Tim Meaney

Marketing by Making Decisions

We spend a lot of time working with our Kindling customers to help them build sustainable innovation programs. And no matter how creative or how forward-thinking the organizations we work with prove to be, time and time again we see that the single biggest predictor of success is management’s active commitment to the program.

Active commitment can be best demonstrated by actively making decisions around participants' contributions. And we’ve found that by communicating these decisions is the best marketing for the program itself.

Show and Tell

We always emphasize that an internal marketing effort can make a huge difference for the program. On a basic level, this means selecting a name for the program, establishing a visual language, creating posters and other giveaways, and offering encouragement and rewards.
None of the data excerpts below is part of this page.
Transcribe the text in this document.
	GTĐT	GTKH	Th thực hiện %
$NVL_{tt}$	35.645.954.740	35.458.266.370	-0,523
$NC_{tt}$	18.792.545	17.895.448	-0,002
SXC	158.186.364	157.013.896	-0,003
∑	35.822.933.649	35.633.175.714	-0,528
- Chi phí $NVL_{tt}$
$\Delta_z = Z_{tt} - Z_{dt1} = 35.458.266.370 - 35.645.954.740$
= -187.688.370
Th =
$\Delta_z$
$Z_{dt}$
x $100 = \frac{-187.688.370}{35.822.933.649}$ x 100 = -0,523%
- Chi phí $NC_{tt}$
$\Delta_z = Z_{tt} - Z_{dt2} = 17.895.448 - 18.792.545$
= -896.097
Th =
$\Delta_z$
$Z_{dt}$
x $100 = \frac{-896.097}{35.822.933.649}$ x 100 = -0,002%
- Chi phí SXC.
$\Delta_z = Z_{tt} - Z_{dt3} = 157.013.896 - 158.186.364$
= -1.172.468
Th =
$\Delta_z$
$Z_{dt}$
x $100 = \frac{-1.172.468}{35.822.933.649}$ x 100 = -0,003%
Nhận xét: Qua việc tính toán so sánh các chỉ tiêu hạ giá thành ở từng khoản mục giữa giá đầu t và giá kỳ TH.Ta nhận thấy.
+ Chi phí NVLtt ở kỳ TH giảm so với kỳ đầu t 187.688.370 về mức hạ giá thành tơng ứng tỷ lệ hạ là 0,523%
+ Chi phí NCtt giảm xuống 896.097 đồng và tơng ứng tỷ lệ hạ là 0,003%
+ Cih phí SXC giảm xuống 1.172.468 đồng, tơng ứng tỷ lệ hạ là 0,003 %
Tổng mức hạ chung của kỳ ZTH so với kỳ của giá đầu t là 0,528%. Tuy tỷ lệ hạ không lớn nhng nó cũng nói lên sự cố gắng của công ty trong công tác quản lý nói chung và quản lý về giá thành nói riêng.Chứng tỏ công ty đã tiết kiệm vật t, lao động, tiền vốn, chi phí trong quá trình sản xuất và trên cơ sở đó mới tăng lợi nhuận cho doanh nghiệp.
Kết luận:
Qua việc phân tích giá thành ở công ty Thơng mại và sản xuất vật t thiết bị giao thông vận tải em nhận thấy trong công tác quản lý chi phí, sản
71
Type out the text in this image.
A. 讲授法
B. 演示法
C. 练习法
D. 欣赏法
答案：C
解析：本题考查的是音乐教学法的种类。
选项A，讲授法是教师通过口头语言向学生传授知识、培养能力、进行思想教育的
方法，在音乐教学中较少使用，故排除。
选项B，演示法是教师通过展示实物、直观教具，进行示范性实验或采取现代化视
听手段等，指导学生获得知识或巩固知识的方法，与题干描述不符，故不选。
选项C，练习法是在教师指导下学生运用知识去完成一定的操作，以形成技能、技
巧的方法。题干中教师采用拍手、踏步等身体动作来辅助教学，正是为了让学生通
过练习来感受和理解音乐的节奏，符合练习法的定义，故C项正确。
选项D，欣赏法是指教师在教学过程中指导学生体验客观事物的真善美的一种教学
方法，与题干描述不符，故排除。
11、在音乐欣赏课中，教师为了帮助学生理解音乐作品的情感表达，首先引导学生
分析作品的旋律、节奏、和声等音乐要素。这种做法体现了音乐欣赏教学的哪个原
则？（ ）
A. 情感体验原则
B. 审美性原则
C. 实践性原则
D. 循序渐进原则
The goal for this generalized marketing of the innovation program is to make sure that the participants, who are invariably super-busy, know that the program exists and what the goals and expectations are for participating. We think of this as the broadcasting of a mass message, or as general advertising for your program.
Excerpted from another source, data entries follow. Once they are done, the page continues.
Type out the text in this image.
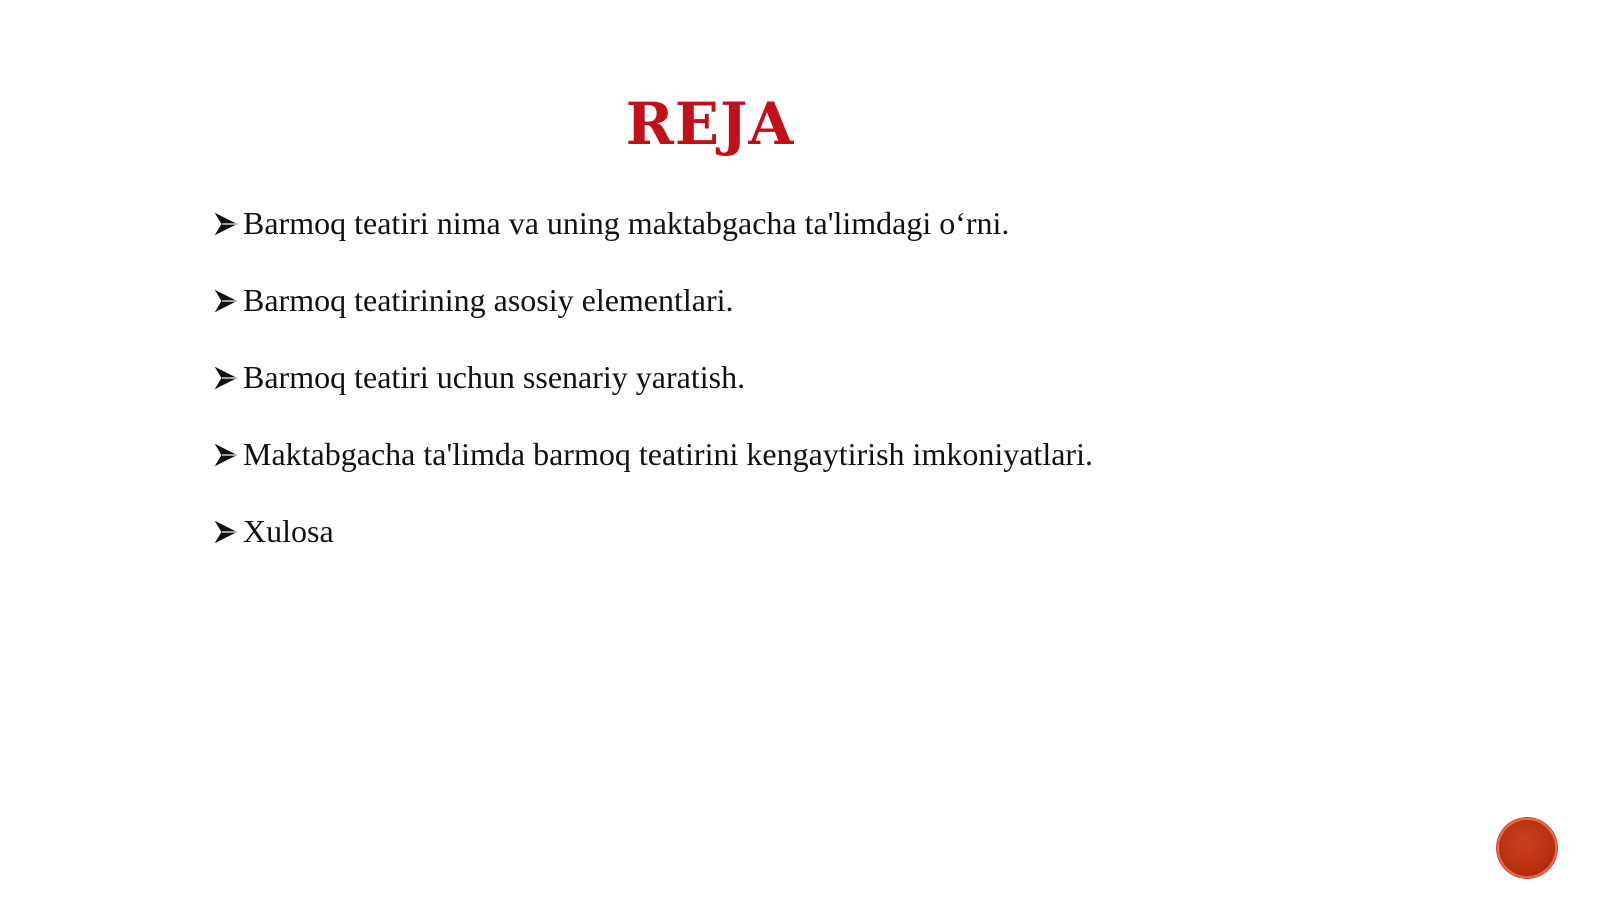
REJA
Barmoq teatiri nima va uning maktabgacha ta'limdagi o‘rni.
Barmoq teatirining asosiy elementlari.
Barmoq teatiri uchun ssenariy yaratish.
Maktabgacha ta'limda barmoq teatirini kengaytirish imkoniyatlari.
Xulosa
For several years, the predominant trend in marketing has been towards content marketing. The idea is that providing useful content that users want to consume is a better hook than, say, a billboard. In most cases, content marketing takes the shape of dynamic, useful, practical information. In addition to providing the user with something they want, it works to prove that you know your space. Show that you wield expertise on the issues that face your potential customers, and they’ll naturally want to share with others. They’ll spread your message for you because the thing you want them to share is inherently useful, and the source of that information earns their trust.

Decisions as Marketing

What would a content-marketing approach look like if you were marketing an innovation program to your employees? What dynamic, useful information would best demonstrate that the program is real and worth their time? And how do you establish their trust?

Imagine that you are an employee of a 500-person international group. Your manager has called upon you to contribute your ideas to help the company move forward by emailing them to a designated innovation program inbox. It’s in your best interest, and you have a lot to offer—so you submit an idea to the blind email suggestion box and, in many cases, that’s the end of it. You never hear anything back. Would you submit the insights of your next light-bulb moment? Of course not.
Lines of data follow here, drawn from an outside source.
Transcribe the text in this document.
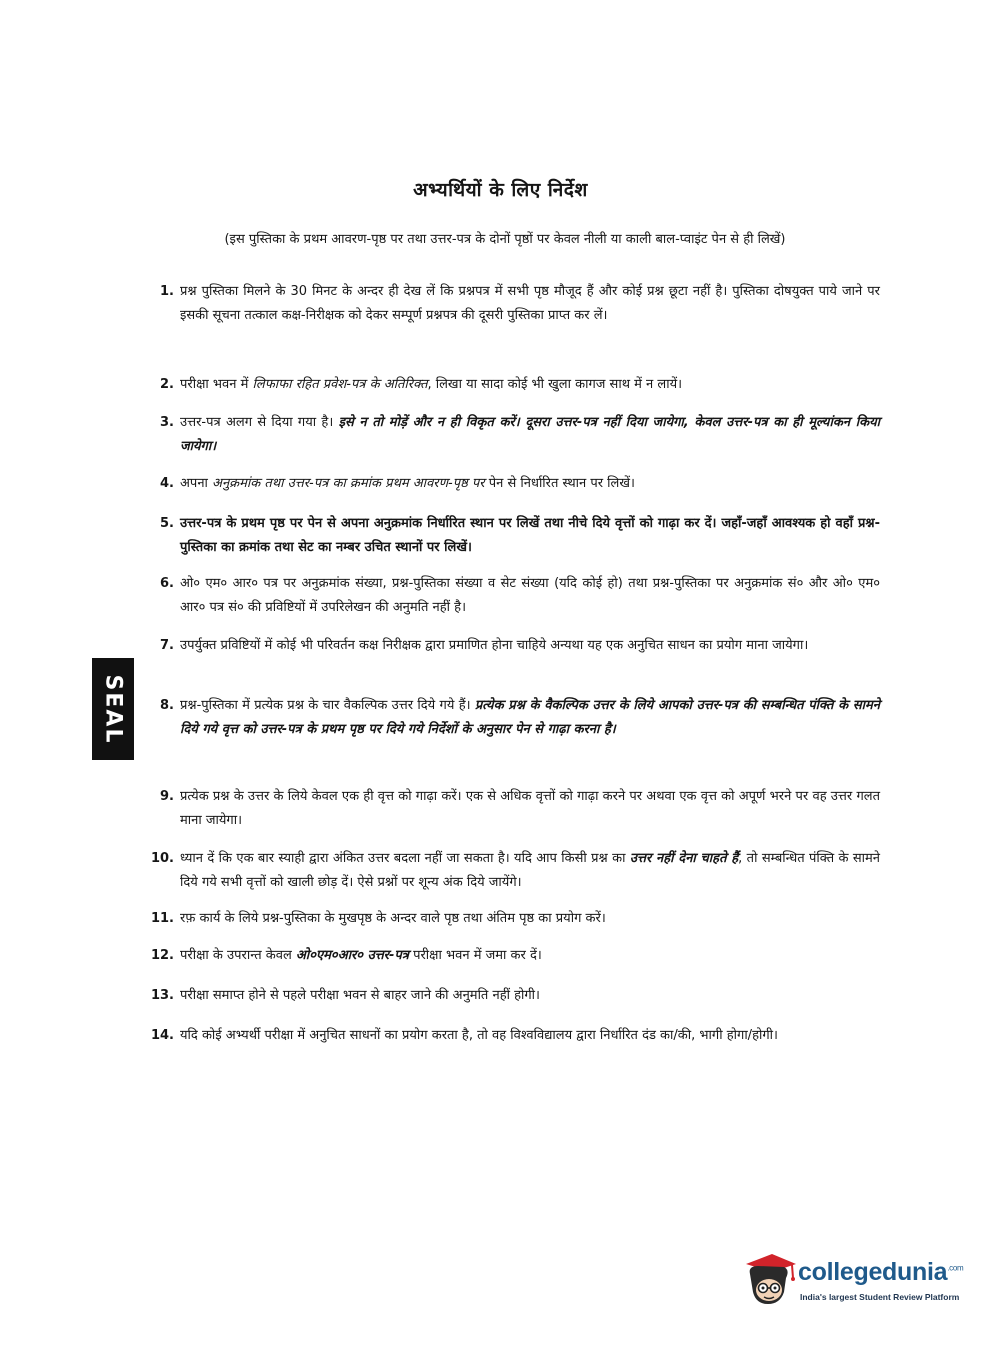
अभ्यर्थियों के लिए निर्देश
(इस पुस्तिका के प्रथम आवरण-पृष्ठ पर तथा उत्तर-पत्र के दोनों पृष्ठों पर केवल नीली या काली बाल-प्वाइंट पेन से ही लिखें)
1. प्रश्न पुस्तिका मिलने के 30 मिनट के अन्दर ही देख लें कि प्रश्नपत्र में सभी पृष्ठ मौजूद हैं और कोई प्रश्न छूटा नहीं है। पुस्तिका दोषयुक्त पाये जाने पर इसकी सूचना तत्काल कक्ष-निरीक्षक को देकर सम्पूर्ण प्रश्नपत्र की दूसरी पुस्तिका प्राप्त कर लें।
2. परीक्षा भवन में लिफाफा रहित प्रवेश-पत्र के अतिरिक्त, लिखा या सादा कोई भी खुला कागज साथ में न लायें।
3. उत्तर-पत्र अलग से दिया गया है। इसे न तो मोड़ें और न ही विकृत करें। दूसरा उत्तर-पत्र नहीं दिया जायेगा, केवल उत्तर-पत्र का ही मूल्यांकन किया जायेगा।
4. अपना अनुक्रमांक तथा उत्तर-पत्र का क्रमांक प्रथम आवरण-पृष्ठ पर पेन से निर्धारित स्थान पर लिखें।
5. उत्तर-पत्र के प्रथम पृष्ठ पर पेन से अपना अनुक्रमांक निर्धारित स्थान पर लिखें तथा नीचे दिये वृत्तों को गाढ़ा कर दें। जहाँ-जहाँ आवश्यक हो वहाँ प्रश्न-पुस्तिका का क्रमांक तथा सेट का नम्बर उचित स्थानों पर लिखें।
6. ओ० एम० आर० पत्र पर अनुक्रमांक संख्या, प्रश्न-पुस्तिका संख्या व सेट संख्या (यदि कोई हो) तथा प्रश्न-पुस्तिका पर अनुक्रमांक सं० और ओ० एम० आर० पत्र सं० की प्रविष्टियों में उपरिलेखन की अनुमति नहीं है।
7. उपर्युक्त प्रविष्टियों में कोई भी परिवर्तन कक्ष निरीक्षक द्वारा प्रमाणित होना चाहिये अन्यथा यह एक अनुचित साधन का प्रयोग माना जायेगा।
8. प्रश्न-पुस्तिका में प्रत्येक प्रश्न के चार वैकल्पिक उत्तर दिये गये हैं। प्रत्येक प्रश्न के वैकल्पिक उत्तर के लिये आपको उत्तर-पत्र की सम्बन्धित पंक्ति के सामने दिये गये वृत्त को उत्तर-पत्र के प्रथम पृष्ठ पर दिये गये निर्देशों के अनुसार पेन से गाढ़ा करना है।
9. प्रत्येक प्रश्न के उत्तर के लिये केवल एक ही वृत्त को गाढ़ा करें। एक से अधिक वृत्तों को गाढ़ा करने पर अथवा एक वृत्त को अपूर्ण भरने पर वह उत्तर गलत माना जायेगा।
10. ध्यान दें कि एक बार स्याही द्वारा अंकित उत्तर बदला नहीं जा सकता है। यदि आप किसी प्रश्न का उत्तर नहीं देना चाहते हैं, तो सम्बन्धित पंक्ति के सामने दिये गये सभी वृत्तों को खाली छोड़ दें। ऐसे प्रश्नों पर शून्य अंक दिये जायेंगे।
11. रफ़ कार्य के लिये प्रश्न-पुस्तिका के मुखपृष्ठ के अन्दर वाले पृष्ठ तथा अंतिम पृष्ठ का प्रयोग करें।
12. परीक्षा के उपरान्त केवल ओ०एम०आर० उत्तर-पत्र परीक्षा भवन में जमा कर दें।
13. परीक्षा समाप्त होने से पहले परीक्षा भवन से बाहर जाने की अनुमति नहीं होगी।
14. यदि कोई अभ्यर्थी परीक्षा में अनुचित साधनों का प्रयोग करता है, तो वह विश्वविद्यालय द्वारा निर्धारित दंड का/की, भागी होगा/होगी।
SEAL
collegedunia$^{.com}$
India's largest Student Review Platform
As a manager, that’s your moment to offer useful content, in the form of feedback. A “yes” is great. “Yes, this idea is awesome. Let’s move forward.” The employee is ecstatic. They’ll tell their coworkers, marshal all their creative resources, and submit again. But surprisingly, we’ve found that the “no” is just as valuable. “Intriguing idea, but off the mark for x or y reason.” A transparent window into your thought process gives a clear indication that you took the time to seriously consider the idea, and although it didn’t work out, you genuinely debated the possibility of moving on the suggestion. And the reasons for rejecting the idea can steer the person in a productive direction. All in all, it’s a signal to the employee that the people in charge legitimately value their employees’ contributions.

And guess who else is watching? Other program participants see that management’s promises made on that poster are being upheld. They read along when one idea is approved and celebrated and another is turned away thoughtfully and transparently. They learn about what management believes are actionable ideas, and they’re motivated to participate.

Anyone running an innovation program will recognize that the decision is vital to progress, as it is a necessary step towards validating or rejecting the hypothesis. But to continue courting employee engagement, broadcasting decision-making, its values, and its rationales is equally vital. In fact, it’s the best marketing possible for the program.

For a PR agency, an ebook full of tips about how to get press is great content marketing because it shows that the agency not only knows, but cares about the press-courting process, to the extent that they inherently want to help you do it. It makes you want to go to them when you need press. For the employee that wants to innovate, a transparent decision-making process does the same thing. It shows that you know how to evaluate an idea, and how to execute if that idea is workable.

As a manager in charge of an innovation program, the decision is the best content marketing you can offer. Encouragement—posters and giveaways—are great. They’re ways to say, “We’re listening.” But to prove to your team that you not only value their contributions but need them, showing that you know how to evaluate ideas and execute if possible, will solicit more contributions than any poster ever could. By communicating your decisions you are showing that “We’re listening.” And that’s commitment.